What an uplift he was on the day after life was snuffed out so senselessly in Sparks, less than an hour of driving time but a world away from this placid autumn in Carson City. The Monday scene in Sparks, however, brought to mind the IHOP shooting tragedy little more than two years ago in Carson City, so Westphal brought to town a tonic just when it was needed.

Nationally, the week began with news stories on Congressional hijinx and members using PAC money for personal purposes, of a Naval officer and NCIS investigator taking bribes, and of President Obama acknowledging the Affordable Health Care Act rollout was botched at the federal level. Bummers in many people’s eyes.

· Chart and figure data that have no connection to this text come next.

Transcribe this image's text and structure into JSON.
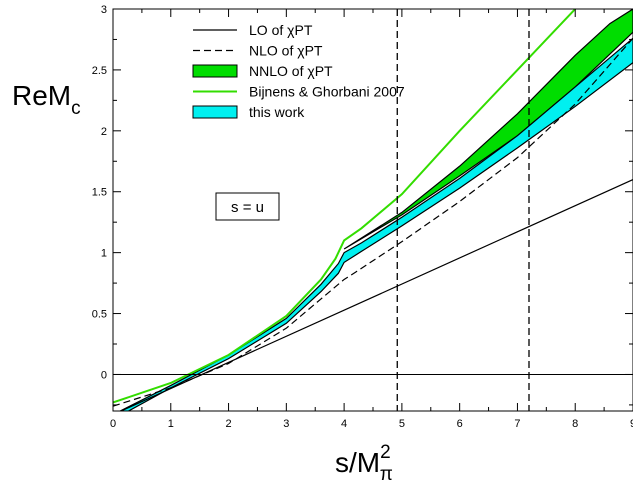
{
  "chart_data": {
    "type": "line",
    "xlabel": {
      "base": "s/M",
      "sub": "π",
      "sup": "2"
    },
    "ylabel": {
      "base": "ReM",
      "sub": "c"
    },
    "xlim": [
      0,
      9
    ],
    "ylim": [
      -0.3,
      3
    ],
    "x_ticks": [
      0,
      1,
      2,
      3,
      4,
      5,
      6,
      7,
      8,
      9
    ],
    "y_ticks": [
      0,
      0.5,
      1,
      1.5,
      2,
      2.5,
      3
    ],
    "y_tick_labels": [
      "0",
      "0.5",
      "1",
      "1.5",
      "2",
      "2.5",
      "3"
    ],
    "annotation": "s = u",
    "legend_position": "top-left",
    "legend": [
      {
        "label": "LO of χPT",
        "style": "solid",
        "color": "#000000"
      },
      {
        "label": "NLO of χPT",
        "style": "dashed",
        "color": "#000000"
      },
      {
        "label": "NNLO of χPT",
        "style": "band",
        "color": "#00dd00"
      },
      {
        "label": "Bijnens & Ghorbani 2007",
        "style": "solid",
        "color": "#33dd00"
      },
      {
        "label": "this work",
        "style": "band",
        "color": "#00f0f0"
      }
    ],
    "reference_lines": {
      "horizontal_y": 0,
      "vertical_dashed_x": [
        4.92,
        7.2
      ]
    },
    "series": [
      {
        "name": "LO of χPT",
        "style": "solid",
        "color": "#000000",
        "points": [
          [
            0,
            -0.33
          ],
          [
            9,
            1.6
          ]
        ]
      },
      {
        "name": "NLO of χPT",
        "style": "dashed",
        "color": "#000000",
        "points": [
          [
            0,
            -0.26
          ],
          [
            1,
            -0.11
          ],
          [
            2,
            0.09
          ],
          [
            3,
            0.38
          ],
          [
            3.6,
            0.62
          ],
          [
            3.9,
            0.74
          ],
          [
            4,
            0.78
          ],
          [
            4.2,
            0.84
          ],
          [
            5,
            1.09
          ],
          [
            6,
            1.42
          ],
          [
            7,
            1.78
          ],
          [
            8,
            2.22
          ],
          [
            9,
            2.76
          ]
        ]
      },
      {
        "name": "NNLO of χPT",
        "style": "band",
        "color": "#00dd00",
        "upper": [
          [
            4,
            1.03
          ],
          [
            5,
            1.33
          ],
          [
            6,
            1.71
          ],
          [
            7,
            2.14
          ],
          [
            8,
            2.62
          ],
          [
            8.6,
            2.88
          ],
          [
            9,
            3.0
          ]
        ],
        "lower": [
          [
            4,
            1.03
          ],
          [
            5,
            1.31
          ],
          [
            6,
            1.63
          ],
          [
            7,
            1.96
          ],
          [
            8,
            2.36
          ],
          [
            9,
            2.81
          ]
        ]
      },
      {
        "name": "Bijnens & Ghorbani 2007",
        "style": "solid",
        "color": "#33dd00",
        "points": [
          [
            0,
            -0.23
          ],
          [
            1,
            -0.07
          ],
          [
            2,
            0.16
          ],
          [
            3,
            0.48
          ],
          [
            3.6,
            0.78
          ],
          [
            3.85,
            0.95
          ],
          [
            4,
            1.1
          ],
          [
            4.3,
            1.2
          ],
          [
            5,
            1.48
          ],
          [
            6,
            2.0
          ],
          [
            7,
            2.5
          ],
          [
            7.5,
            2.75
          ],
          [
            8,
            3.0
          ],
          [
            8.15,
            3.1
          ]
        ]
      },
      {
        "name": "this work",
        "style": "band",
        "color": "#00f0f0",
        "upper": [
          [
            0,
            -0.33
          ],
          [
            1,
            -0.09
          ],
          [
            2,
            0.16
          ],
          [
            3,
            0.46
          ],
          [
            3.6,
            0.74
          ],
          [
            3.9,
            0.91
          ],
          [
            4,
            1.0
          ],
          [
            4.3,
            1.08
          ],
          [
            5,
            1.29
          ],
          [
            6,
            1.61
          ],
          [
            7,
            1.96
          ],
          [
            8,
            2.36
          ],
          [
            9,
            2.76
          ]
        ],
        "lower": [
          [
            0,
            -0.37
          ],
          [
            1,
            -0.11
          ],
          [
            2,
            0.13
          ],
          [
            3,
            0.42
          ],
          [
            3.6,
            0.68
          ],
          [
            3.9,
            0.83
          ],
          [
            4,
            0.92
          ],
          [
            4.3,
            1.01
          ],
          [
            5,
            1.22
          ],
          [
            6,
            1.53
          ],
          [
            7,
            1.86
          ],
          [
            8,
            2.2
          ],
          [
            9,
            2.56
          ]
        ]
      }
    ]
  }
}
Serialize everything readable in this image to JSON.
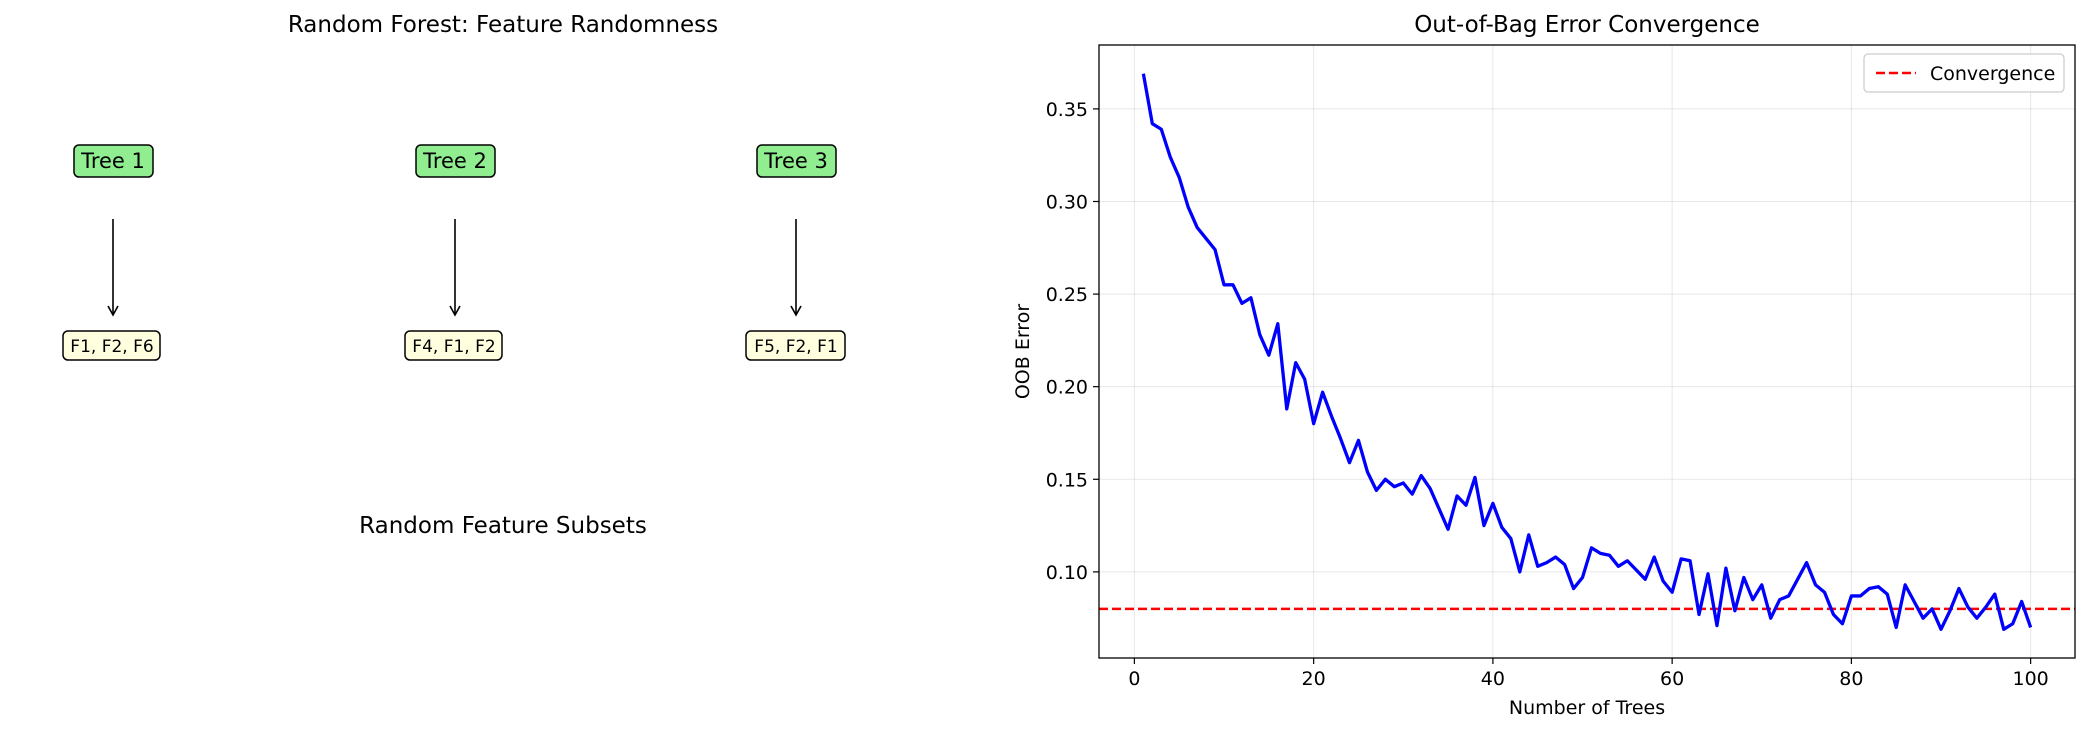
{
  "left_panel": {
    "title": "Random Forest: Feature Randomness",
    "trees": [
      {
        "name": "Tree 1",
        "features": "F1, F2, F6"
      },
      {
        "name": "Tree 2",
        "features": "F4, F1, F2"
      },
      {
        "name": "Tree 3",
        "features": "F5, F2, F1"
      }
    ],
    "caption": "Random Feature Subsets",
    "colors": {
      "tree_box": "#90ee90",
      "subset_box": "#ffffe0"
    }
  },
  "chart_data": {
    "type": "line",
    "title": "Out-of-Bag Error Convergence",
    "xlabel": "Number of Trees",
    "ylabel": "OOB Error",
    "xlim": [
      -3.95,
      104.95
    ],
    "ylim": [
      0.0535,
      0.3845
    ],
    "xticks": [
      0,
      20,
      40,
      60,
      80,
      100
    ],
    "yticks": [
      0.1,
      0.15,
      0.2,
      0.25,
      0.3,
      0.35
    ],
    "ytick_labels": [
      "0.10",
      "0.15",
      "0.20",
      "0.25",
      "0.30",
      "0.35"
    ],
    "grid": true,
    "legend": {
      "position": "top-right",
      "entries": [
        "Convergence"
      ]
    },
    "hline": {
      "y": 0.08,
      "color": "#ff0000",
      "style": "dashed",
      "name": "Convergence"
    },
    "series": [
      {
        "color": "#0000ff",
        "x": [
          1,
          2,
          3,
          4,
          5,
          6,
          7,
          8,
          9,
          10,
          11,
          12,
          13,
          14,
          15,
          16,
          17,
          18,
          19,
          20,
          21,
          22,
          23,
          24,
          25,
          26,
          27,
          28,
          29,
          30,
          31,
          32,
          33,
          34,
          35,
          36,
          37,
          38,
          39,
          40,
          41,
          42,
          43,
          44,
          45,
          46,
          47,
          48,
          49,
          50,
          51,
          52,
          53,
          54,
          55,
          56,
          57,
          58,
          59,
          60,
          61,
          62,
          63,
          64,
          65,
          66,
          67,
          68,
          69,
          70,
          71,
          72,
          73,
          74,
          75,
          76,
          77,
          78,
          79,
          80,
          81,
          82,
          83,
          84,
          85,
          86,
          87,
          88,
          89,
          90,
          91,
          92,
          93,
          94,
          95,
          96,
          97,
          98,
          99,
          100
        ],
        "values": [
          0.369,
          0.342,
          0.339,
          0.324,
          0.313,
          0.297,
          0.286,
          0.28,
          0.274,
          0.255,
          0.255,
          0.245,
          0.248,
          0.228,
          0.217,
          0.234,
          0.188,
          0.213,
          0.204,
          0.18,
          0.197,
          0.184,
          0.172,
          0.159,
          0.171,
          0.154,
          0.144,
          0.15,
          0.146,
          0.148,
          0.142,
          0.152,
          0.145,
          0.134,
          0.123,
          0.141,
          0.136,
          0.151,
          0.125,
          0.137,
          0.124,
          0.118,
          0.1,
          0.12,
          0.103,
          0.105,
          0.108,
          0.104,
          0.091,
          0.097,
          0.113,
          0.11,
          0.109,
          0.103,
          0.106,
          0.101,
          0.096,
          0.108,
          0.095,
          0.089,
          0.107,
          0.106,
          0.077,
          0.099,
          0.071,
          0.102,
          0.079,
          0.097,
          0.085,
          0.093,
          0.075,
          0.085,
          0.087,
          0.096,
          0.105,
          0.093,
          0.089,
          0.077,
          0.072,
          0.087,
          0.087,
          0.091,
          0.092,
          0.088,
          0.07,
          0.093,
          0.084,
          0.075,
          0.08,
          0.069,
          0.079,
          0.091,
          0.081,
          0.075,
          0.081,
          0.088,
          0.069,
          0.072,
          0.084,
          0.07
        ]
      }
    ]
  }
}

Obama said that latter problem will get fixed. But the federal mess makes some Nevadans breathe easier to know — despite some glitches also in the state rollout to handle the same law — that having a Silver State insurance exchange may soften downside impacts of ACA, comparatively, going forward.

The highlight of the week, however, was a chance to meet a man who came to Carson City hawking his book in the free marketplace of commerce and ideas. Warren Lerude on Monday spoke here about his biography, “Robert Laxalt: The Story of a Storyteller,” and he gave a folksy presentation. Lerude spent his pre-retirement years in news work and knew Laxalt well.

He conveyed his fondness for Laxalt, a Northern Nevada literary lion raised in Carson City, and his own understanding of this joy called journalism, this life in the fast lane observing human triumph and travail.

The Lerudes and Westphals of the world make the triumphs trump all the travails.